Key Findings:
- Rate of activity growth unchanged amid slower upturn in new orders
- Severe supply-chain disruption leads to new record rise in input prices
- Business sentiment strongest in two years
The IHS Markit Eurozone Construction PMI® is compiled by IHS Markit from responses to questionnaires sent to purchasing managers in a panel of around 650 construction firms in the eurozone. The headline figure is the Total Activity Index, which tracks changes in the total volume of construction activity compared with one month previously.
The IHS Markit Eurozone Construction Total Activity Index was unchanged at 50.3 in June, indicating a marginal expansion in construction activity. The increase meant that eurozone construction activity has expanded in each of the latest four months. Growth was linked to work commencing on new sites although some firms highlighted concerns that raw material shortages and increasing cost burdens had dampened new work. House building remained the only monitored sub-sector to signal growth, with further declines recorded for both commercial and civil engineering work.
Work undertaken on housing by eurozone construction firms increased modestly in June. The expansion was the fourth in consecutive months, but the pace of growth eased from that seen in May. A sustained and robust rise in Italian homebuilding activity was complemented by a renewed expansion in German homebuilding. French firms meanwhile signalled a contraction at the end of the second quarter, the first since February.
Eurozone commercial construction activity declined again in the latest survey period. This extended the current sequence of contraction to 16 months, although the pace of the decrease softened from May. Italian firms indicated the sharpest rise in commercial projects since January 2007, while French firms noted a second successive rise. However, this was offset by a marked decline in Germany.
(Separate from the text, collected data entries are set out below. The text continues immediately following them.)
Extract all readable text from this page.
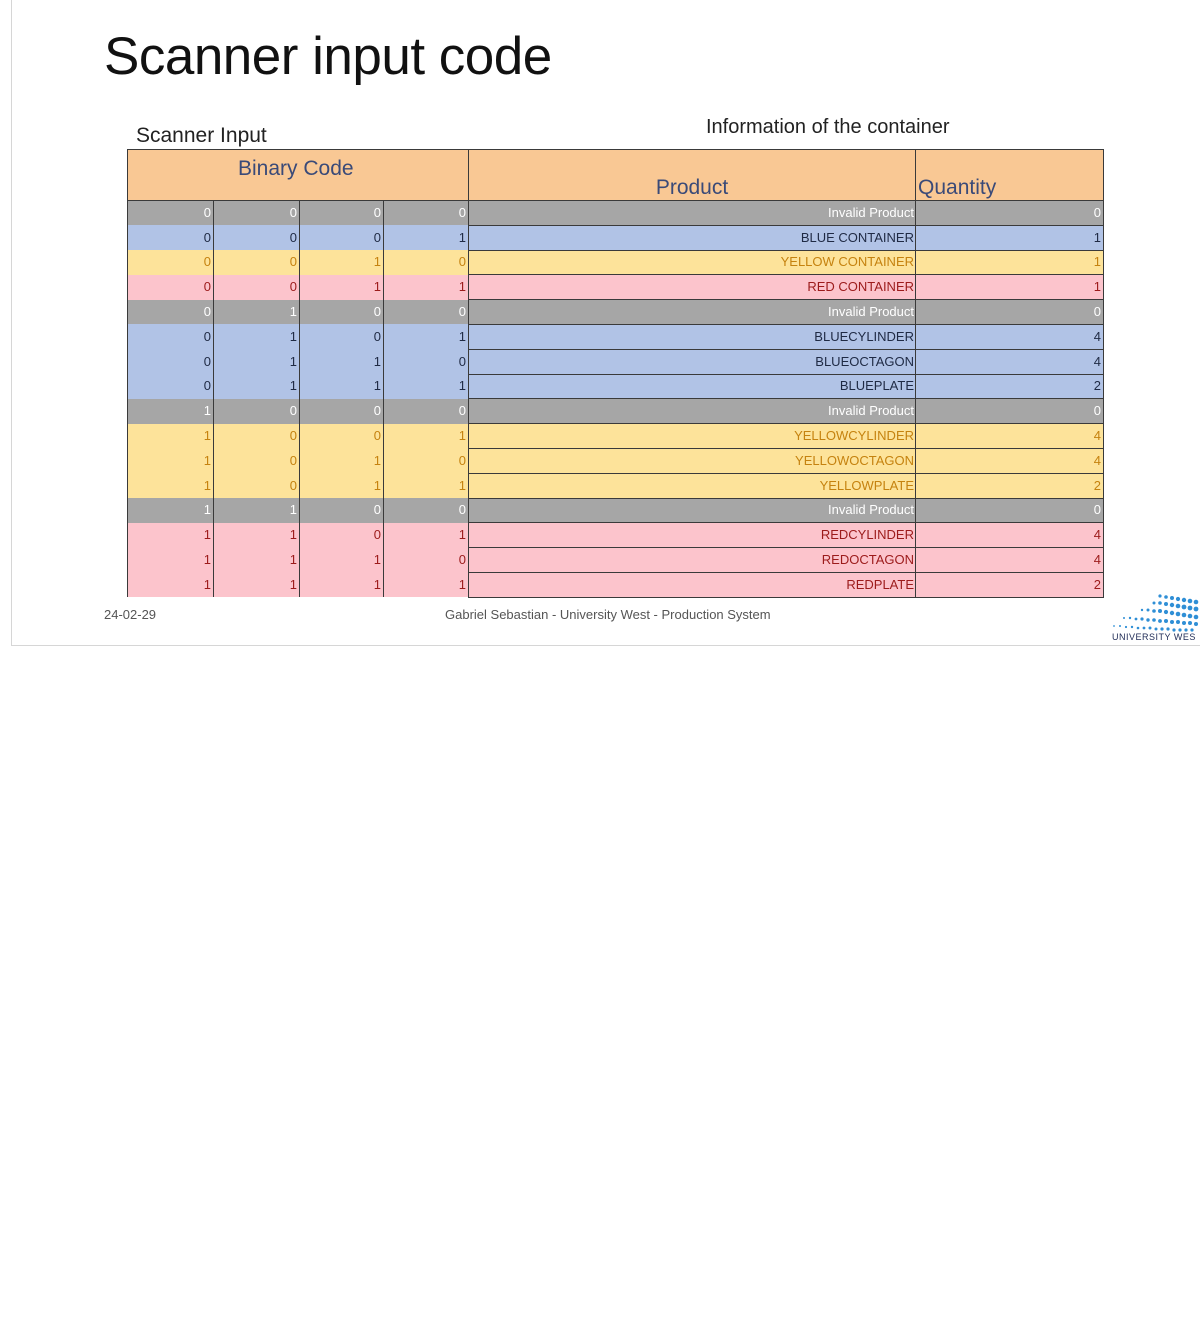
Scanner input code
Scanner Input	Information of the container
Binary Code				Product	Quantity
0	0	0	0	Invalid Product	0
0	0	0	1	BLUE CONTAINER	1
0	0	1	0	YELLOW CONTAINER	1
0	0	1	1	RED CONTAINER	1
0	1	0	0	Invalid Product	0
0	1	0	1	BLUECYLINDER	4
0	1	1	0	BLUEOCTAGON	4
0	1	1	1	BLUEPLATE	2
1	0	0	0	Invalid Product	0
1	0	0	1	YELLOWCYLINDER	4
1	0	1	0	YELLOWOCTAGON	4
1	0	1	1	YELLOWPLATE	2
1	1	0	0	Invalid Product	0
1	1	0	1	REDCYLINDER	4
1	1	1	0	REDOCTAGON	4
1	1	1	1	REDPLATE	2
24-02-29	Gabriel Sebastian - University West - Production System
UNIVERSITY WES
The downturn in civil engineering activity continued in June, as work undertaken on infrastructure projects declined for the twenty-third month in a row. The rate of contraction eased from May and was moderate overall. The fall was also faster than for commercial work. Declines in civil engineering projects in Germany and France remained solid, while Italian firms signalled a slight reduction that was the first in four months.
June data pointed to a moderate decline in German construction activity, the softest since March. Activity in France fell for the eleventh time in a year, although at a slight pace. At the same time, Italian firms pointed to a sustained and robust rise in activity.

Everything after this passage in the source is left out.